Q: We are a U.S. parent selling finished goods to Australia customers via a limited function Australian distribution affiliate. Our current transfer pricing policy is to grant the Australian affiliate a gross profit margin equal to 10% as our typical operating expense to sales ratio is 8%. IRS Examination has informed us that they believe that the implied 2% operating margin is as high as they would accept given the limited functions of the Australian entity and the fact that its working capital is modest relative to sales. We understand that the Australian tax authorities have identified four publicly traded Australian distributors that they accept as potential comparables for a TNMM analysis. Which companies are these and would their financials support the position we have taken?

A: Two of the four companies – Dank and CPI Group Limited – have been acquired. The original set of four is down to two companies – Conventry Group Limited and Supply Network Limited. Over the 2007 to 2011 period, the operating margin for Conventry Group Limited averaged 9.8%, while the operating margin for Supply Network Limited averaged 7.4%. If the Australian tax authorities considered only these two distributors and used the operating margin as the profit level indicator without any consideration for comparability differences with respect to the related party distributor, it would expect a much higher operating margin that was deemed acceptable by the IRS. We should note, however, that both of these publicly traded Australian distributors have very high operating expenses relative to sales (29.7% for Conventry Group Limited and 37.7% for Supply Network Limited) as well as higher relative amounts of working capital than the tested party.

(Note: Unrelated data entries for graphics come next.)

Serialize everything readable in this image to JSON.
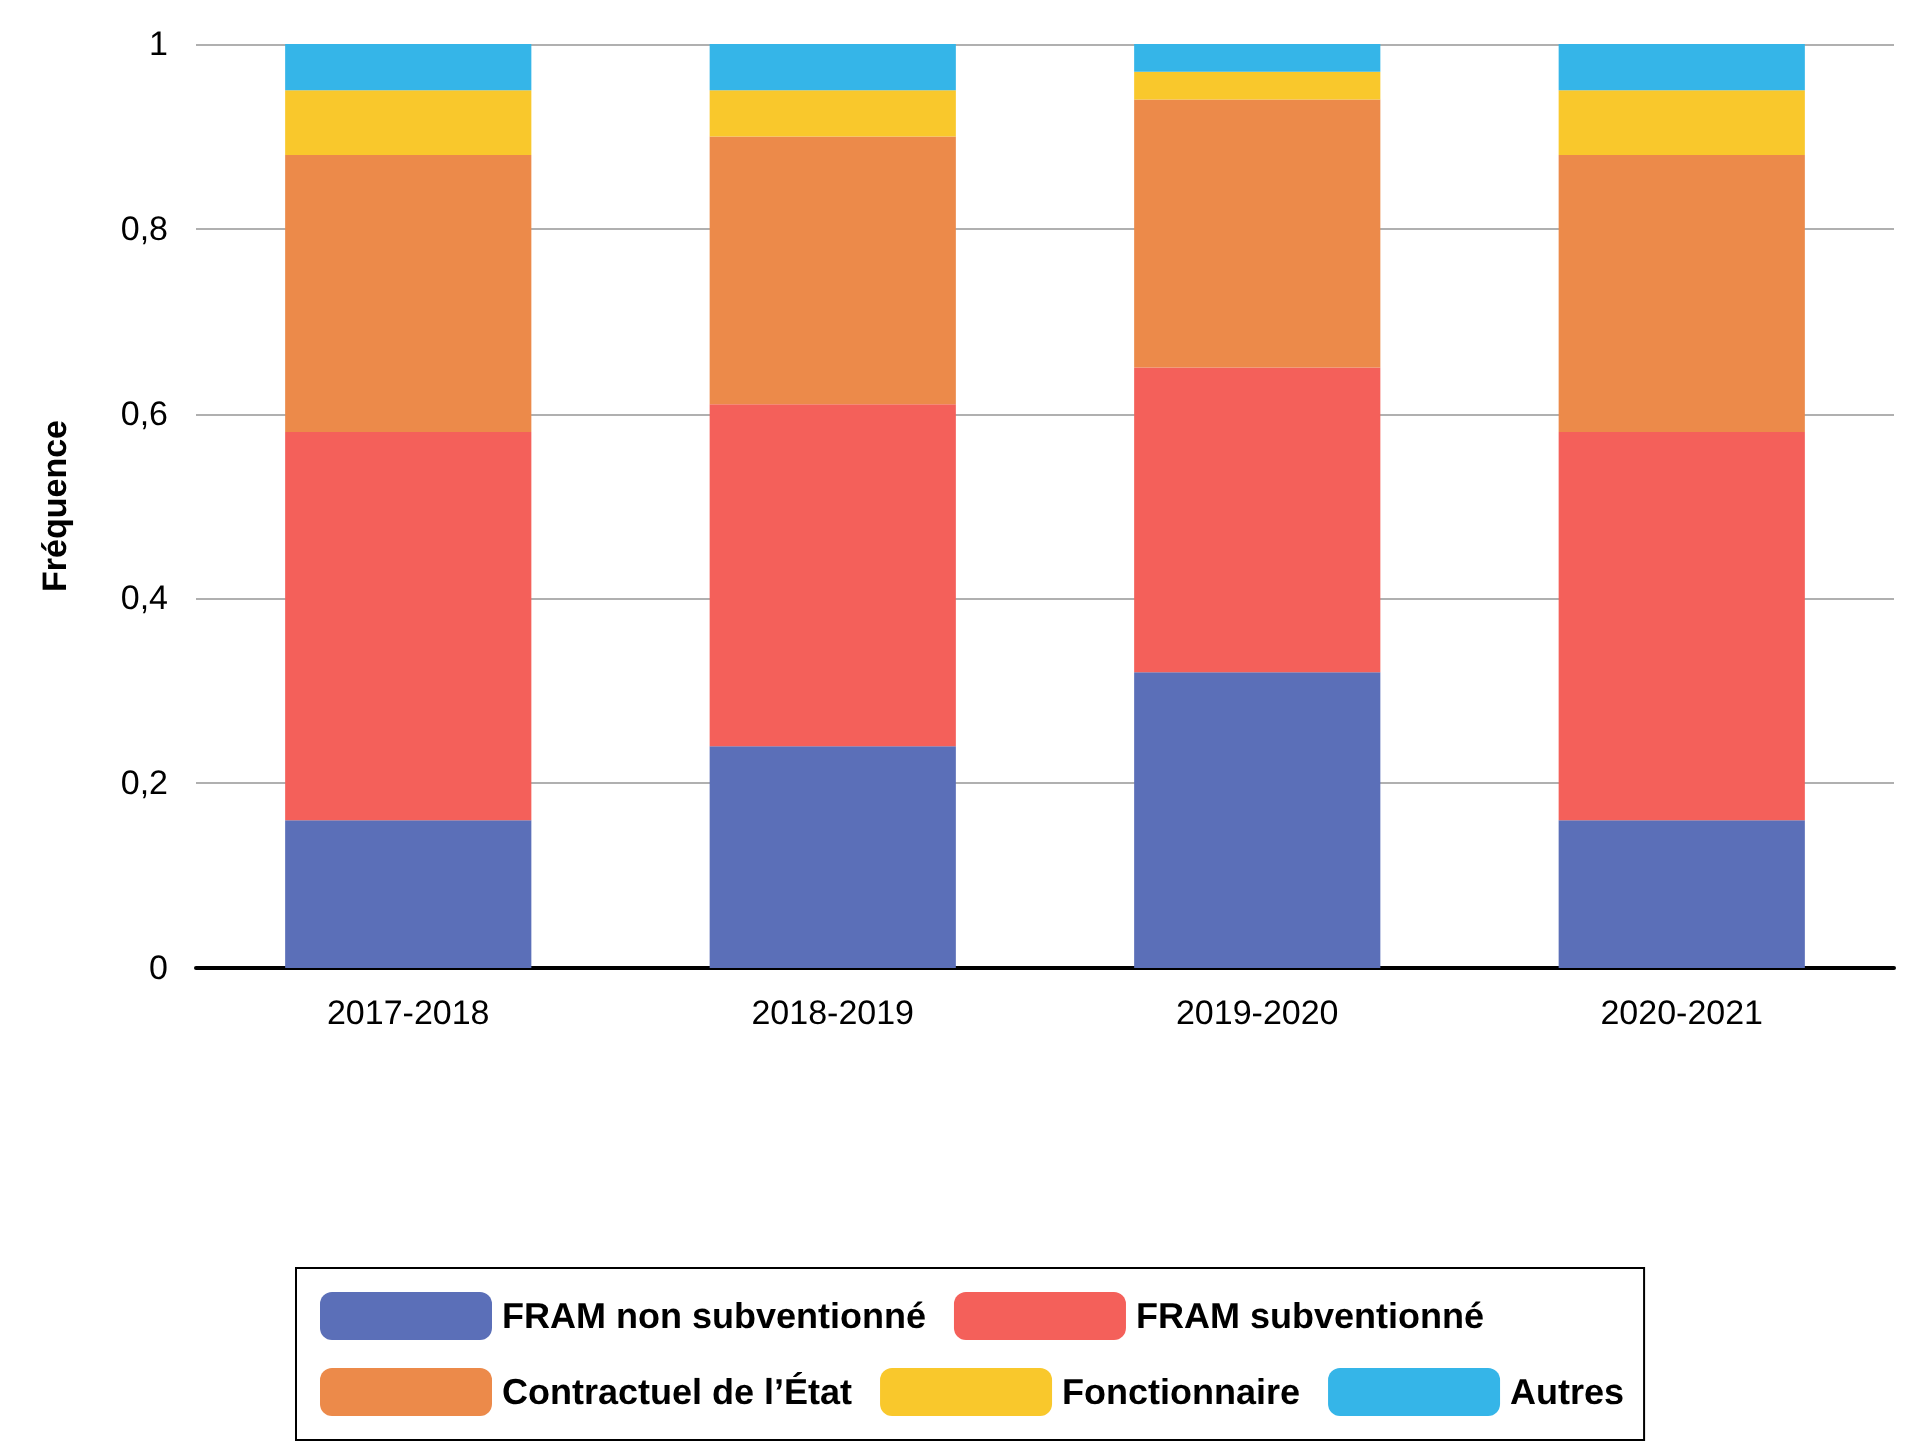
{
  "chart_data": {
    "type": "bar",
    "stacked": true,
    "ylabel": "Fréquence",
    "categories": [
      "2017-2018",
      "2018-2019",
      "2019-2020",
      "2020-2021"
    ],
    "series": [
      {
        "name": "FRAM non subventionné",
        "color": "#5b6fb8",
        "values": [
          0.16,
          0.24,
          0.32,
          0.16
        ]
      },
      {
        "name": "FRAM subventionné",
        "color": "#f4605a",
        "values": [
          0.42,
          0.37,
          0.33,
          0.42
        ]
      },
      {
        "name": "Contractuel de l’État",
        "color": "#ec8a4a",
        "values": [
          0.3,
          0.29,
          0.29,
          0.3
        ]
      },
      {
        "name": "Fonctionnaire",
        "color": "#f9c82c",
        "values": [
          0.07,
          0.05,
          0.03,
          0.07
        ]
      },
      {
        "name": "Autres",
        "color": "#35b5e8",
        "values": [
          0.05,
          0.05,
          0.03,
          0.05
        ]
      }
    ],
    "ylim": [
      0,
      1
    ],
    "yticks": [
      0,
      {
        "value": 0.2,
        "label": "0,2"
      },
      {
        "value": 0.4,
        "label": "0,4"
      },
      {
        "value": 0.6,
        "label": "0,6"
      },
      {
        "value": 0.8,
        "label": "0,8"
      },
      1
    ],
    "grid": "y",
    "legend": "bottom"
  }
}
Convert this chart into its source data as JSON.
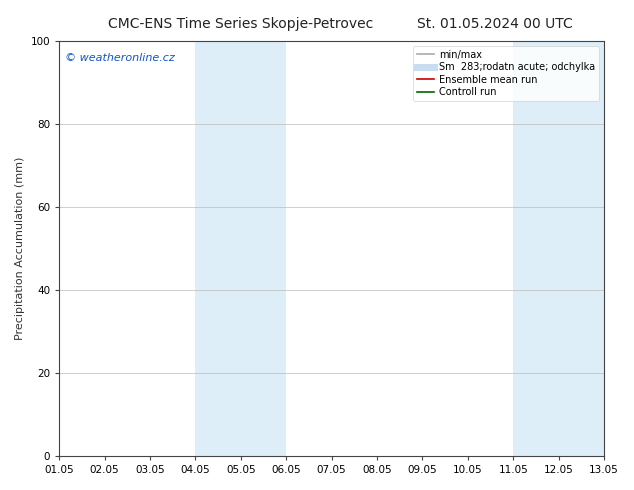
{
  "title_left": "CMC-ENS Time Series Skopje-Petrovec",
  "title_right": "St. 01.05.2024 00 UTC",
  "ylabel": "Precipitation Accumulation (mm)",
  "xlim_start": 0,
  "xlim_end": 12,
  "ylim": [
    0,
    100
  ],
  "xtick_labels": [
    "01.05",
    "02.05",
    "03.05",
    "04.05",
    "05.05",
    "06.05",
    "07.05",
    "08.05",
    "09.05",
    "10.05",
    "11.05",
    "12.05",
    "13.05"
  ],
  "ytick_values": [
    0,
    20,
    40,
    60,
    80,
    100
  ],
  "shaded_bands": [
    {
      "x_start": 3,
      "x_end": 5,
      "color": "#ddeef8"
    },
    {
      "x_start": 10,
      "x_end": 12,
      "color": "#ddeef8"
    }
  ],
  "watermark_text": "© weatheronline.cz",
  "watermark_color": "#1155cc",
  "legend_items": [
    {
      "label": "min/max",
      "color": "#aaaaaa",
      "lw": 1.2,
      "ls": "-"
    },
    {
      "label": "Sm  283;rodatn acute; odchylka",
      "color": "#c8ddf0",
      "lw": 5,
      "ls": "-"
    },
    {
      "label": "Ensemble mean run",
      "color": "#cc0000",
      "lw": 1.2,
      "ls": "-"
    },
    {
      "label": "Controll run",
      "color": "#006600",
      "lw": 1.2,
      "ls": "-"
    }
  ],
  "bg_color": "#ffffff",
  "plot_bg_color": "#ffffff",
  "grid_color": "#bbbbbb",
  "spine_color": "#444444",
  "tick_fontsize": 7.5,
  "title_fontsize": 10,
  "ylabel_fontsize": 8,
  "watermark_fontsize": 8
}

A capital adjusted Berry ratio approach would likely yield a result closer to the expectations of the IRS although it is entirely possible that the results would still yield an expected gross margin above the 10% that is both the intercompany policy and what the IRS would accept.

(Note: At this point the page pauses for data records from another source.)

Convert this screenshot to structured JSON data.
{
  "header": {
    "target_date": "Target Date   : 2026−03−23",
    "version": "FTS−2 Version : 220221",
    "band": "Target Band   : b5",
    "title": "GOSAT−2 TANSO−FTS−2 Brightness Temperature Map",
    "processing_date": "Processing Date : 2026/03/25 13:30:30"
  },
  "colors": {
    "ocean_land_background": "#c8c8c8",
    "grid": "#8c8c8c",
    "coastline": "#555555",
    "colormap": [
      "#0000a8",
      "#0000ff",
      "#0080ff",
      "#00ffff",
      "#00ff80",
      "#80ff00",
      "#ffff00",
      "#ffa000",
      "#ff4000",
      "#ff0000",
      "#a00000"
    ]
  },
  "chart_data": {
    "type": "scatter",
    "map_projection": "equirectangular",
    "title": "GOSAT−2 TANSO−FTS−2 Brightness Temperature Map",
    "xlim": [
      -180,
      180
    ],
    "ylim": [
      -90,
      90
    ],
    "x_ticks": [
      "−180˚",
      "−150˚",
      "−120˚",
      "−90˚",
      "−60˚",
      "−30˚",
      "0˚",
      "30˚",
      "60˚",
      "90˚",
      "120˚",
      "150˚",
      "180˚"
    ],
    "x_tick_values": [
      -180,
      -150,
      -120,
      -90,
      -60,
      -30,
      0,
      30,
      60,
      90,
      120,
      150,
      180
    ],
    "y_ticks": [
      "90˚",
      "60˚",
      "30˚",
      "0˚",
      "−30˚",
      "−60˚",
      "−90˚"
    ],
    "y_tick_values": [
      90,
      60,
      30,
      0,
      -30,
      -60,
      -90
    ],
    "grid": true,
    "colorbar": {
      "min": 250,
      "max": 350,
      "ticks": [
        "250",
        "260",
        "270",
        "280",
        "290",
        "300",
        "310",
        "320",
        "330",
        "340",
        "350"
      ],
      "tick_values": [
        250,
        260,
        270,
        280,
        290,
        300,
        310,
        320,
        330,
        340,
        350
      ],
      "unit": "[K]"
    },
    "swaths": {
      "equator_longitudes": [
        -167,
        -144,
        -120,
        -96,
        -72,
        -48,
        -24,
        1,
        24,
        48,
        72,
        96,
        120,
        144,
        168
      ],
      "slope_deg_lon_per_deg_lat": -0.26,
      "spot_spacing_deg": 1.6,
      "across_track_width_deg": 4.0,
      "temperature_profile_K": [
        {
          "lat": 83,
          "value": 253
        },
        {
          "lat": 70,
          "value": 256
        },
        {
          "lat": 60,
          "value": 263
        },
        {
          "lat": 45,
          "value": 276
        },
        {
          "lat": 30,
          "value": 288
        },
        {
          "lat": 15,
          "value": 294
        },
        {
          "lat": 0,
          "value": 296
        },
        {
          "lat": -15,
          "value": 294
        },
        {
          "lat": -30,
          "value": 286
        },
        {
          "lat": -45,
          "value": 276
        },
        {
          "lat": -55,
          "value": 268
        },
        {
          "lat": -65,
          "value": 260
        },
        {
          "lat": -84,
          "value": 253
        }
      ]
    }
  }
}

Having only two publicly traded Australian comparables may not be sufficient to resolve this issue. If an analysis were to rely upon publicly traded companies, companies from other regions would have to be accepted. If the analysis were to rely on local comparables, then private companies would have to be accepted as potential comparables. The question remains whether the financial information for private companies would be sufficient to perform an analysis that took into consideration the fact that this Australian affiliate had limited functions and assets.

This publication does not, and is not intended to, provide legal, tax or accounting advice, and readers should consult their tax advisors concerning the application of tax laws to their particular situations. This analysis is not tax advice and is not intended or written to be used, and cannot be used, for purposes of avoiding tax penalties that may be imposed on any taxpayer.